Remscheider kämpfen mit Holzfiguren gegen Raser

Lennep : Hasenberger kämpfen mit Holzfiguren gegen Raser

Die Interessengemeinschaft Hasenberg stellte 13 Holzkinder am Straßenrand auf. Die Polizei sieht solche Mahnungen mit Skepsis.

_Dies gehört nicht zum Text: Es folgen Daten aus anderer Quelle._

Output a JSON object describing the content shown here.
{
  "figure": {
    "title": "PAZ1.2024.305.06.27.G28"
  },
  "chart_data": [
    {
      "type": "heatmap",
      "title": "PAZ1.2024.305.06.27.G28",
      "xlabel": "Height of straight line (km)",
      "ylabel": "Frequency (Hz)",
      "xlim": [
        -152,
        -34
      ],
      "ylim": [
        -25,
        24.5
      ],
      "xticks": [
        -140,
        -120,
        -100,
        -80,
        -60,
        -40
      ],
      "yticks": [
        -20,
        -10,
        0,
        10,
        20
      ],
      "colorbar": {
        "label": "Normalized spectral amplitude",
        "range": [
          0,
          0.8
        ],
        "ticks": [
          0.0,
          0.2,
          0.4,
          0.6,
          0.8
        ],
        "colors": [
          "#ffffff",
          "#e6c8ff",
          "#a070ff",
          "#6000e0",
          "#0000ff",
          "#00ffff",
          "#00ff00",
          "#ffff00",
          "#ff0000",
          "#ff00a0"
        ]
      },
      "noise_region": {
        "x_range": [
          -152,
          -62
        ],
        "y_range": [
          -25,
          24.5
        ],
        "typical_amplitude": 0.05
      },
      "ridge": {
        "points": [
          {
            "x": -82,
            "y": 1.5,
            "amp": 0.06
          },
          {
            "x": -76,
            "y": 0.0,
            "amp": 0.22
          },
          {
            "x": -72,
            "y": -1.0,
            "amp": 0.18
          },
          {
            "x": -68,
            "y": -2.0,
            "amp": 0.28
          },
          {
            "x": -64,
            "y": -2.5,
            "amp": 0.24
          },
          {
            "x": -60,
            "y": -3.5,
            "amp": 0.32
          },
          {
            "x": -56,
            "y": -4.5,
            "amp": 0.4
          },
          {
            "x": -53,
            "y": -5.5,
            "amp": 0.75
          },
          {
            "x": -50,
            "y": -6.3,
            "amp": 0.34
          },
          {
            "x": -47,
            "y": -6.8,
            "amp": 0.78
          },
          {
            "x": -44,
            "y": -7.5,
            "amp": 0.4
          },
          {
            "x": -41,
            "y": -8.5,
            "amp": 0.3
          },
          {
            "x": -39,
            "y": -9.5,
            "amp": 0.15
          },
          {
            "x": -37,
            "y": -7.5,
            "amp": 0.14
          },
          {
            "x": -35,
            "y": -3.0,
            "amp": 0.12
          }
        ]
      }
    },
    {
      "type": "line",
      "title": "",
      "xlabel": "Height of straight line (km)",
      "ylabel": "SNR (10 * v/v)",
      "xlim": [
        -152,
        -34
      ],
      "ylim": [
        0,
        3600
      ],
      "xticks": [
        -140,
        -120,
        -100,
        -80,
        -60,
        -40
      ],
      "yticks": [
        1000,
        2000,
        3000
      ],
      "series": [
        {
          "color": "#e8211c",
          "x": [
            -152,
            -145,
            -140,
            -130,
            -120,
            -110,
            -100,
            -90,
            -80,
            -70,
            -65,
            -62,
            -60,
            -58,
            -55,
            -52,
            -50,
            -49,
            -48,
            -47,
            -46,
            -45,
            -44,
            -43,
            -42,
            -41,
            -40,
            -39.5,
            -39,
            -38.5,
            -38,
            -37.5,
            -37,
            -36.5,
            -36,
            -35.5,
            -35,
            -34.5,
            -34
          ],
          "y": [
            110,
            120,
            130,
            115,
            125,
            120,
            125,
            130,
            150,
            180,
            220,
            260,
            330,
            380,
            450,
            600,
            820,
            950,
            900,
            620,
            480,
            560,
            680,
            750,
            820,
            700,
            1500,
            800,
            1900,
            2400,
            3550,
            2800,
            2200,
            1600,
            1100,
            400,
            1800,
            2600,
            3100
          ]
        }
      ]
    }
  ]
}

(ric) Der Höhenweg in Lennep ist eine breite und gerade Straße. Wer dort Auto fährt, ist deshalb leicht schneller unterwegs als mit den erlaubten 50 oder 30 Stundenkilometern. Auch die Emil-Nohl-Straße und der Hasenberger Weg gelten unter den Nachbarn am Hasenberg als Rennstrecke. Statt sich darüber zu beklagen, griff Ralf Genniges, Vorsitzender der Interessengemeinschaft Hasenberg, zu Pinsel und Farbe: 13 Kinderfiguren aus Holz sollen die Autofahrer weniger Gas geben lassen. „Wir hoffen, dass es fruchtet“, sagt Genniges: „Wir möchten die Menschen damit wachrütteln.“ Schließlich leben am Hasenberg viele Kinder, die an der Emil-Nohl-Straße die Grundschule oder den Kindergarten besuchen. Die Holzfiguren sehen ihren lebendigen Vorbildern verblüffend ähnlich. Das wirkt. Jedenfalls machten die Hasenberger im vergangenen Jahr gute Erfahrungen. „Es wurde danach langsamer gefahren“, sagt Ralf Genniges.

Die Polizei bleibt skeptisch. Zwar intervenierten ihre Beamten nicht dagegen, als die Hasenberger ihre Idee auf einer Stadtteilkonferenz vorstellten. Die Kollegen der Verkehrsunfallkommission halten indes wenig davon, wenn Anwohner mittelbar in den Straßenverkehr eingreifen. Zumal sich die Beispiele dafür häufen. Anwohner hinterlassen Bobbycars am Straßenrand, zuletzt gesehen in Frielinghausen. Ebenso sollen Spielzeugbagger den Autofahrern signalisieren, dass sie hier mit spielenden Kindern rechnen müssen. Das Problem: Weil Bagger, Bobbycars, Schilder und Co. mittlerweile an vielen Orten zu sehen sind, verblasst die Wirkung.

Zudem, sagt Stefan Weiand, Polizeihauptkommissar und -sprecher: „Wer solche Dinge aufstellt, muss sich fragen, ob er am Ende auch das erreicht, was er erreichen möchte. Oder ob genau das Gegenteil dabei herauskommen könnte.“ Mit anderen Worten: Die Polizei fürchtet, dass die Warnungen am Ende für mehr Unfälle sorgen als sie verhindern.

Das sieht freilich auch manch ein Autofahrer so: „Ich bin voll in die Eisen gegangen“, hinterließ einer auf der Facebookseite der Interessengemeinschaft, was nach Einschätzung von Stefan Weiand darauf schließen lässt, dass der Mann ebenfalls nicht gerade gemächlich unterwegs war.

Eine Handhabe gegen die Figuren am Hasenberg hat die Polizei übrigens nicht. Jedenfalls nicht, so lange sie auf privatem Grund stehen. Lieber sähen es die Beamten gleichwohl, die Anwohner überließen Warnungen der Straßenverkehrsbehörde.

Eben darauf möchte die IG Hasenberg jedoch nicht mehr warten. Kontakte zur Stadt gab es viele, berichtet Ralf Genniges. Zu Beginn der Tempo-30-Zone wurde ein großes Schild auf die Fahrbahn gemalt. Mit mäßigem Erfolg. Die 300 Euro für die Holzfiguren und die Farbe machte Annette Hundhausen, Kassiererein der Interessengemeinschaft Hasenberg, deshalb gern locker.